Но тут знакомую девушку сменила другая продавщица. На ходу снимая косынку, девушка ушла.
— Что вам? — спросила Павла Васильевича продавщица.
— Мне?.. Это что, голубцы?.. Будьте любезны, сколько стоят голубцы?
Они снова шли по улице.
— Знаете, неудобно было спрашивать, — оправдывался трубач. — Зато у нас на ужин есть голубцы. Ты любишь голубцы? Я очень люблю голубцы! Голубцы — это вам не какие-нибудь котлеты. Это все-таки голубцы... Подождите, вот человек, — остановился вдруг Павел Васильевич.
Посредине площади прохаживался милиционер.
— Я у них руковожу оркестром, а милиции известны такие вещи, что нам и не снилось.
Трудно было выбрать более неудобный маршрут. Павел Васильевич метался между машинами, словно во что бы то ни стало хотел сбить их со следа.

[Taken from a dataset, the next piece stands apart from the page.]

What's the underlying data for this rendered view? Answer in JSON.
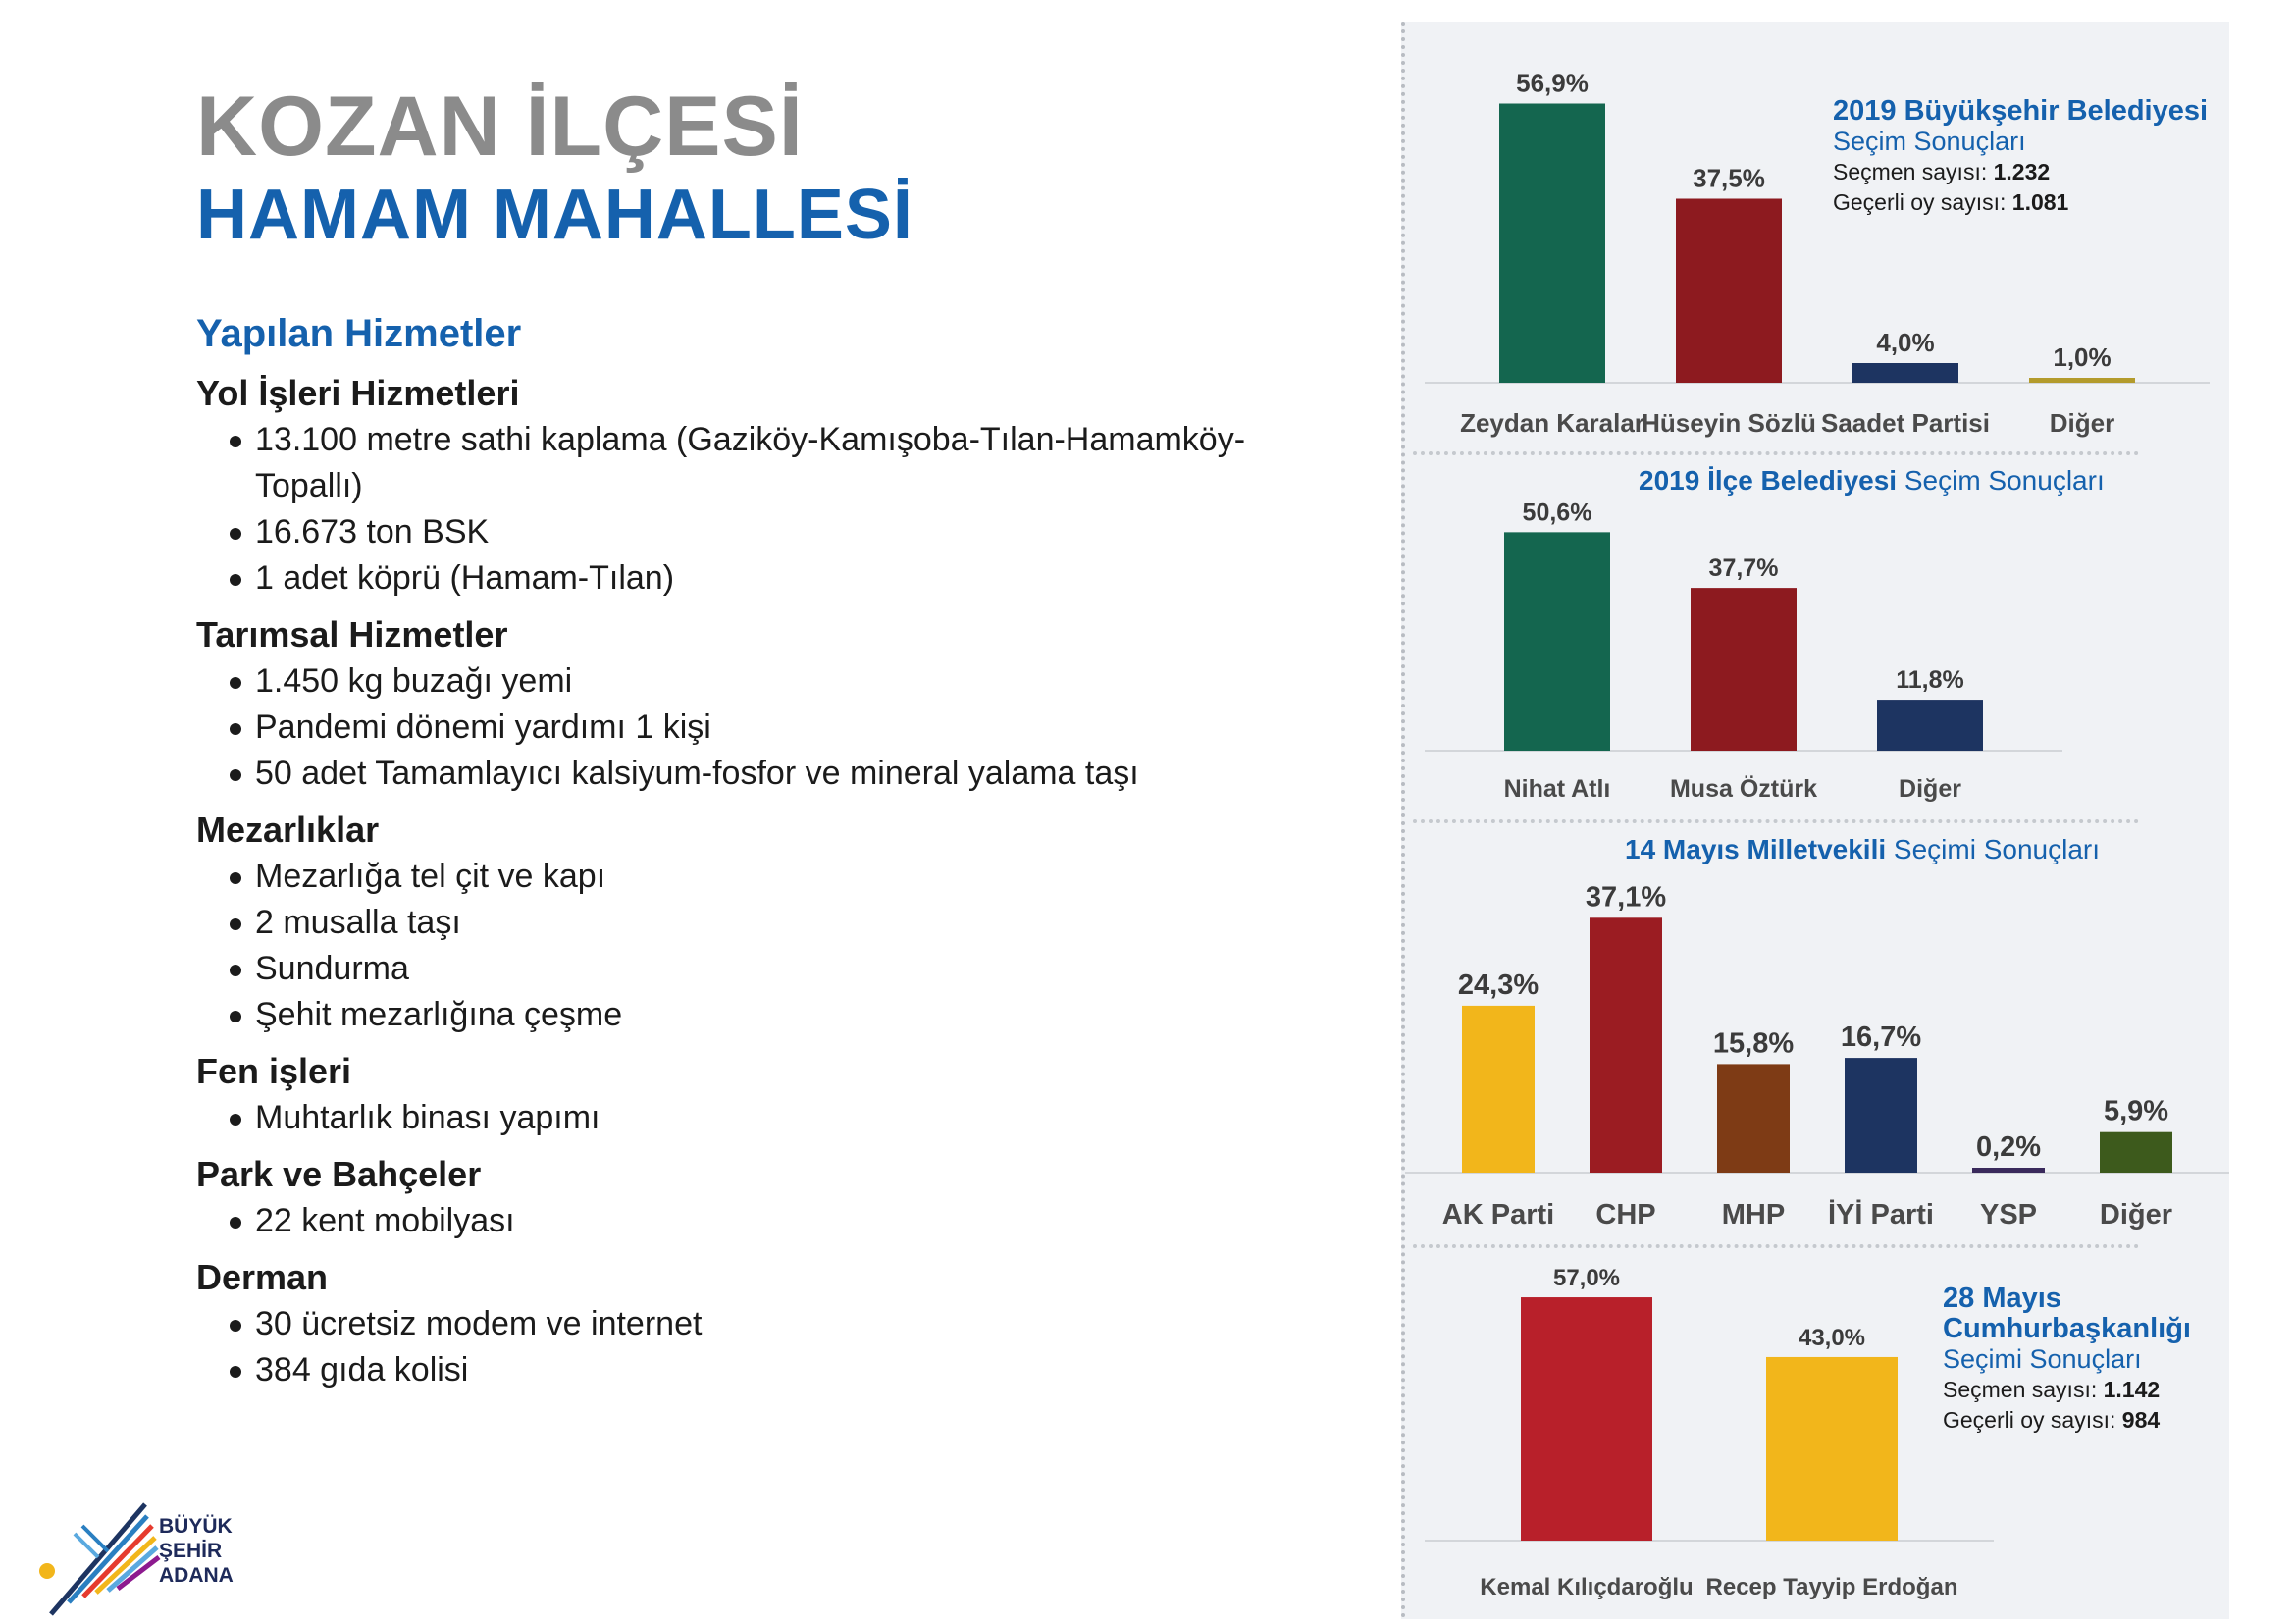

Милиционер заметил его и засвистел.
— Ну что там такое? — нервничал Гена. — Обязательно попадет в какую-нибудь историю...
Милиционер стал что-то выговаривать Павлу Васильевичу. Судя по жестам, он был очень зол и не хотел слушать никаких объяснений. Он достал книжечку с квитанциями, и трубач заплатил ему штраф.
Милиционер оторвал квитанцию, но и после этого еще что-то выговаривал и наказывал на будущее. Павел Васильевич со всем соглашался и то и дело оглядывался на детей. Наконец милиционер козырнул и отпустил его.
Павел Васильевич был весьма сконфужен.
— Я ошибся, это не тот. В этой форме издали все так похожи... А где же ты живешь, Таня?
— Отсюда на метро.
— Не пора ли тебе домой?
— Нет, — беспечно ответила Таня.
Павел Васильевич в замешательстве остановился.
— А нам ведь, собственно, пора, нас мама ждет.
Тане стало скучно.
— Ну идите.
— Тебя, наверно, тоже ждут дома?
— А у нас никого нет.
— Как — нет, а где же они?
— А у меня папа геолог.
— А мама?
— А мама поехала к нему.
— Вот это да! Как же она тебя оставила?
— А у нас соседи хорошие.
Павел Васильевич не все понял, но больше не спрашивал.
— Тогда, может быть, пойдем к нам? Это удобно? — спросил он Гену.
— Почему неудобно! Только надо скорей, а то мама скажет, что уже поздно.
— Ну вот, удобно, — сказал Павел Васильевич. — Найдем мы тебе пионеров. Чего-чего, а пионеров у нас... А сейчас мы тебя познакомим с нашей мамой. Она никогда не была первой пионеркой, но она тоже неплохой человек.
Однако дома никого не было.
— Я говорил, что она обиделась, — сказал Павел Васильевич.
— Может быть, она к Наталье Дмитриевне пошла? — предположил Гена.
— Наверно, к Наталье Дмитриевне. Хотя нет, у нее отпуск. Наверно, забежала к Наташе.
— Может быть, к Наташе, это скорее всего, — согласился Гена.
Павел Васильевич вспомнил о Тане и засуетился.
— Что же мы? Привели человека и бросили на произвол судьбы. Вы побеседуйте, а я пошурую насчет пропитания.
Он вышел на кухню.
Гена встал, походил по комнате и прислонился к стене. Таня тоже прислонилась к стене. Так они постояли, пока Павел Васильевич не вернулся. Накрывая на стол, он сказал:
— Твоей маме жилось нелегко, поэтому сейчас к ней надо относиться очень внимательно.
— Ладно, — сказал Гена, видимо, не желая разговаривать на эту тему.
Павел Васильевич стоял, глядел на него и думал, что еще следовало бы сказать сыну по этому поводу.
— Вот Таня тоже обижается на маму, что она от нее уехала. Обижаться легче всего.
— Я не обижаюсь, — сказала Таня.
— И правильно. Поставь себя на минутку на мамино место. Папа уехал на полгода, может быть, на год, а она неделю не может без него прожить. Тебе это непонятно, но представь себе, что она без него погибает. И она едет к нему.